2008 Joint Meeting of The Geological Society of America, Soil Science Society of America, American Society of Agronomy, Crop Science Society of America, Gulf Coast Association of Geological Societies with the Gulf Coast Section of SEPM

Paper No. 2
Presentation Time: 8:00 AM-4:45 PM

Mapping of the Bull Lake and Pinedale Glaciations in the Lost River Range, Idaho, Based on Carbonate Coat Thicknesses of Geomorphic Features


MCVEIGH, Benjamin E.1, PIERCE, Jennifer L.1, PIERCE, Kenneth L.2 and SHARP, Warren D.3, (1)Geosciences, Boise State University, Boise, ID 83725, (2)Northern Rocky Mountain Science Center, U.S. Geological Survey, U.S. Geological Survey, Bozeman, MT, Bozeman, MT 59717-3492, (3)Berkeley Geochronology Center, Berkeley, CA 94709, benmcveigh@u.boisestate.edu

We are studying the relationship between climate change and pulses of alluvial fan aggradation during the Late Pleistocene in the northern Basin and Range. The Lost River Range and Valley are separated by the active Lost River normal fault, site of the 1983 Borah Peak earthquake, magnitude Ms7.3. The western front of the Lost River Range in eastern Idaho is marked by glaciated and non-glaciated valleys that drain onto mostly relict alluvial fan surfaces. Both glaciated and non-glaciated drainage basins of comparable size appear to produce similar large alluvial fan deposits during the last (late Pleistocene?) fan-depositing episode. Gaining a better understanding of the relationship between glacial advances and fan aggradation requires determining the extent and timing of glacial advances in the region.
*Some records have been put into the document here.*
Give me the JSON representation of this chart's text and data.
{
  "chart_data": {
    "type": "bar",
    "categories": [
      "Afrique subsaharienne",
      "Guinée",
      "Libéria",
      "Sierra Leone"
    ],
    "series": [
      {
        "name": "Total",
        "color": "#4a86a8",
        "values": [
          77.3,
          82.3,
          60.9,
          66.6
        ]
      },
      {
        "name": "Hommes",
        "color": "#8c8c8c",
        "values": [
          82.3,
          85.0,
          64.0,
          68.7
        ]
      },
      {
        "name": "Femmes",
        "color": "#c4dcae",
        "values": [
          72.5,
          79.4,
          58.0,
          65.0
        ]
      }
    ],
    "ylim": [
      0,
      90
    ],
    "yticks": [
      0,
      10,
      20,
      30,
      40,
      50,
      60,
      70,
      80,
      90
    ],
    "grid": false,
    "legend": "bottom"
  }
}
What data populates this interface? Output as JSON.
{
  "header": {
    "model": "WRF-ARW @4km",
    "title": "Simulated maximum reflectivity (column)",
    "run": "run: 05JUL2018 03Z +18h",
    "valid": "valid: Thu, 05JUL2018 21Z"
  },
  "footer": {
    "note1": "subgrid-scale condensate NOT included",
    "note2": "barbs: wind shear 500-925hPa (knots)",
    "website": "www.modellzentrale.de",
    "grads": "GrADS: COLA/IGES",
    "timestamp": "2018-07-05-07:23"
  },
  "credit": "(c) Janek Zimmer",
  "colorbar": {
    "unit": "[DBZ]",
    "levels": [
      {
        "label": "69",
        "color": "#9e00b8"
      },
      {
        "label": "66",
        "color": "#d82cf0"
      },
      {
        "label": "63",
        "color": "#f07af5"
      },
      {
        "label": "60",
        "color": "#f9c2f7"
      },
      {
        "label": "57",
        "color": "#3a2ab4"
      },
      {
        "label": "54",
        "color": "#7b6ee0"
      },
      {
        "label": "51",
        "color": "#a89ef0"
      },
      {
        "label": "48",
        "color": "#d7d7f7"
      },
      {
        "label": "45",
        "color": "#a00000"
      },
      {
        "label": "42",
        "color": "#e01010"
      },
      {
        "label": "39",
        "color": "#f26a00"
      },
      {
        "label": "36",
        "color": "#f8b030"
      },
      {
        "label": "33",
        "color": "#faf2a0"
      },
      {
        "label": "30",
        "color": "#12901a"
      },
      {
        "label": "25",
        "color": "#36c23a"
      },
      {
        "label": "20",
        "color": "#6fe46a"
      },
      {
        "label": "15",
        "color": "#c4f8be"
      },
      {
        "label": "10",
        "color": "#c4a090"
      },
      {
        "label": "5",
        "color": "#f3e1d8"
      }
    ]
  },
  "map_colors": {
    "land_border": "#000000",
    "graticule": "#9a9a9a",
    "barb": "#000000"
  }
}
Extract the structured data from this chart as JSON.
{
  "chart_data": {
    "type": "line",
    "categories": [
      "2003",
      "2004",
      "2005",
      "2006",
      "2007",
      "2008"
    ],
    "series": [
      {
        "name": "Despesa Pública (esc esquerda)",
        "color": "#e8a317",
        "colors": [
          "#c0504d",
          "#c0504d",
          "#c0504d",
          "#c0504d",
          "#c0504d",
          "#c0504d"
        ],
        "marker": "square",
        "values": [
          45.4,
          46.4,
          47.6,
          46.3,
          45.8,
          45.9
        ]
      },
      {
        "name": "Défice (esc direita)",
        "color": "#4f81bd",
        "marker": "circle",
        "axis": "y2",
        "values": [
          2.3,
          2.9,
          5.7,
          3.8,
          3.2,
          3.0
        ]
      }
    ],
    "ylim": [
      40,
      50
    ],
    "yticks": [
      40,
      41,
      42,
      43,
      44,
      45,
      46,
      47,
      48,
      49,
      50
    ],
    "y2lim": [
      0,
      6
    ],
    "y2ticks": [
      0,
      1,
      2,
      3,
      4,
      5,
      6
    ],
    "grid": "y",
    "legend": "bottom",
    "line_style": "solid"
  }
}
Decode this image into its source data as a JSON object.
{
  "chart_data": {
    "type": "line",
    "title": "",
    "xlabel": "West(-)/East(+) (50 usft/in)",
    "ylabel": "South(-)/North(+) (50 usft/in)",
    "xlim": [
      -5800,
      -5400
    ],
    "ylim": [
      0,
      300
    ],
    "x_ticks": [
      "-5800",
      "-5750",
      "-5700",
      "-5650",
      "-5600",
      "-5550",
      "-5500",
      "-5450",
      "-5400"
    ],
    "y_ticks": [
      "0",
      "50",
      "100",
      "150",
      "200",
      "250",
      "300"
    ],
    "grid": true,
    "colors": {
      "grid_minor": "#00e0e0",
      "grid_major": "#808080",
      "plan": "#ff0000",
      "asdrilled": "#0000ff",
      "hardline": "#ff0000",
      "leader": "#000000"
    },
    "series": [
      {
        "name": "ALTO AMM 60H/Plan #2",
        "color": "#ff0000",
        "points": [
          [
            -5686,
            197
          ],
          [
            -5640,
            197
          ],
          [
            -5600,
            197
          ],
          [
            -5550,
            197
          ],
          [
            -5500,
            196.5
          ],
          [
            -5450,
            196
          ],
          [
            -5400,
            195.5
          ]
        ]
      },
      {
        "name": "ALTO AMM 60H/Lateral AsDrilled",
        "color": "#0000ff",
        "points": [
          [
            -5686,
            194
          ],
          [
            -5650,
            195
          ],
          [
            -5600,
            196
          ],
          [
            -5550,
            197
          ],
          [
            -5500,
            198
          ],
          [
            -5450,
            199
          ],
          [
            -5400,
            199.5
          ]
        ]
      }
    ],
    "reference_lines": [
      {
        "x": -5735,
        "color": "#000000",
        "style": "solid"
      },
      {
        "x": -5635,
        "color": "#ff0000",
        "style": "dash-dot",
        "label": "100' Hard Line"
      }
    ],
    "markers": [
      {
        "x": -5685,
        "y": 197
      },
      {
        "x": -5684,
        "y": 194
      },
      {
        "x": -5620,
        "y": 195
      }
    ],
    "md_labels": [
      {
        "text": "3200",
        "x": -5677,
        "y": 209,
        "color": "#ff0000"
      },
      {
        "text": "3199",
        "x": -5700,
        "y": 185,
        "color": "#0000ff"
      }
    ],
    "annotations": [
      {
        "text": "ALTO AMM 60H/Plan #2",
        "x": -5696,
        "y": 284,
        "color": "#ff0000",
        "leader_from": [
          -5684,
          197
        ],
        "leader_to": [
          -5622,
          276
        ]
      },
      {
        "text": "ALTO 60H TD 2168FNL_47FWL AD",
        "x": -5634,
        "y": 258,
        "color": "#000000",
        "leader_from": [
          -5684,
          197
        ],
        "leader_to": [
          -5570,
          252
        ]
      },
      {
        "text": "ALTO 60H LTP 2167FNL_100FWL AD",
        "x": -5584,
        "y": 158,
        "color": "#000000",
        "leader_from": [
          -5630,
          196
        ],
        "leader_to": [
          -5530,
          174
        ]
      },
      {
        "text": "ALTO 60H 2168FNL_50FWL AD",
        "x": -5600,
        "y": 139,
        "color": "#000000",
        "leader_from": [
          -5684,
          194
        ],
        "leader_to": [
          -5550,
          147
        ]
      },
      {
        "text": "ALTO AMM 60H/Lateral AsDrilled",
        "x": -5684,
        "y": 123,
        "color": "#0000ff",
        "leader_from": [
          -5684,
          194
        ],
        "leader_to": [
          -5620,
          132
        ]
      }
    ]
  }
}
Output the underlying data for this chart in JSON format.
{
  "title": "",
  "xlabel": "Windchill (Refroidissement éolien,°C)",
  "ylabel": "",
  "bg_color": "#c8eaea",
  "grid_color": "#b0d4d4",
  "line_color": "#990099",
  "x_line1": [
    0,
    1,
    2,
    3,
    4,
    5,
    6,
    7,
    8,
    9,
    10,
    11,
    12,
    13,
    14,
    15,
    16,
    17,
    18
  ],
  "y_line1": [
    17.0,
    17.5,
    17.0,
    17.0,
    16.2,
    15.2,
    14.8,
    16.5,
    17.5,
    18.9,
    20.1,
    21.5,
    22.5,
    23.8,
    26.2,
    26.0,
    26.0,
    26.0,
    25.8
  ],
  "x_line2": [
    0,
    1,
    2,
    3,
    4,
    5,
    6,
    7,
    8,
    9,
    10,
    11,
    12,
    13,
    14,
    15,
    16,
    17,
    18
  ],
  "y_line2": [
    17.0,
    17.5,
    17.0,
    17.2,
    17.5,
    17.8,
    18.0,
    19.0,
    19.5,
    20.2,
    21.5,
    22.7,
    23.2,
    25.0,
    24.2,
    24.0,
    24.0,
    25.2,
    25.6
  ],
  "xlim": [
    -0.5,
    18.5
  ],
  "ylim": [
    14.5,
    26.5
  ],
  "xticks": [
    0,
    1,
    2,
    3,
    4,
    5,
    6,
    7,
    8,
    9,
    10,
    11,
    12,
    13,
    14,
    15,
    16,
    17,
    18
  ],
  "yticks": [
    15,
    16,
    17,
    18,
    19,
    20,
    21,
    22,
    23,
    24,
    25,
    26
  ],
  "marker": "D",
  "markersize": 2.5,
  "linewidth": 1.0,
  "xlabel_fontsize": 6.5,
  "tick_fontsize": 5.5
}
Carbonate coats on the underside of stones increase in thickness with stratigraphic age of fans and moraines, providing a tool for relative age determination and correlation. Ultimately, U/Th dating, generally of the innermost carbonate laminations will be carried out to provide numerical ages for coatings, thereby estimating the ages of landforms. Pinedale and Bull Lake(?) moraines have been identified, and carbonate coats have been sampled and measured, in the drainages of Willow Creek and Cedar Creek. Results from Willow Creek revealed mean thicknesses of 0.57 ± 0.31mm for the possible Pinedale moraine, Cedar Creek revealed mean coat thicknesses for the Pinedale and Bull Lake(?) moraines to be 1.56 ± 0.24 mm and 3.83 ± 1.99 mm respectively. A third moraine was identified at Cedar Creek suggesting a possible intermediate glacial advancement between Pinedale and Bull Lake. Despite geographic proximity, the higher elevation forested site at Willow Creek may account for the thinner Pinedale carbonate coat thicknesses at this site as compared to Cedar Creek.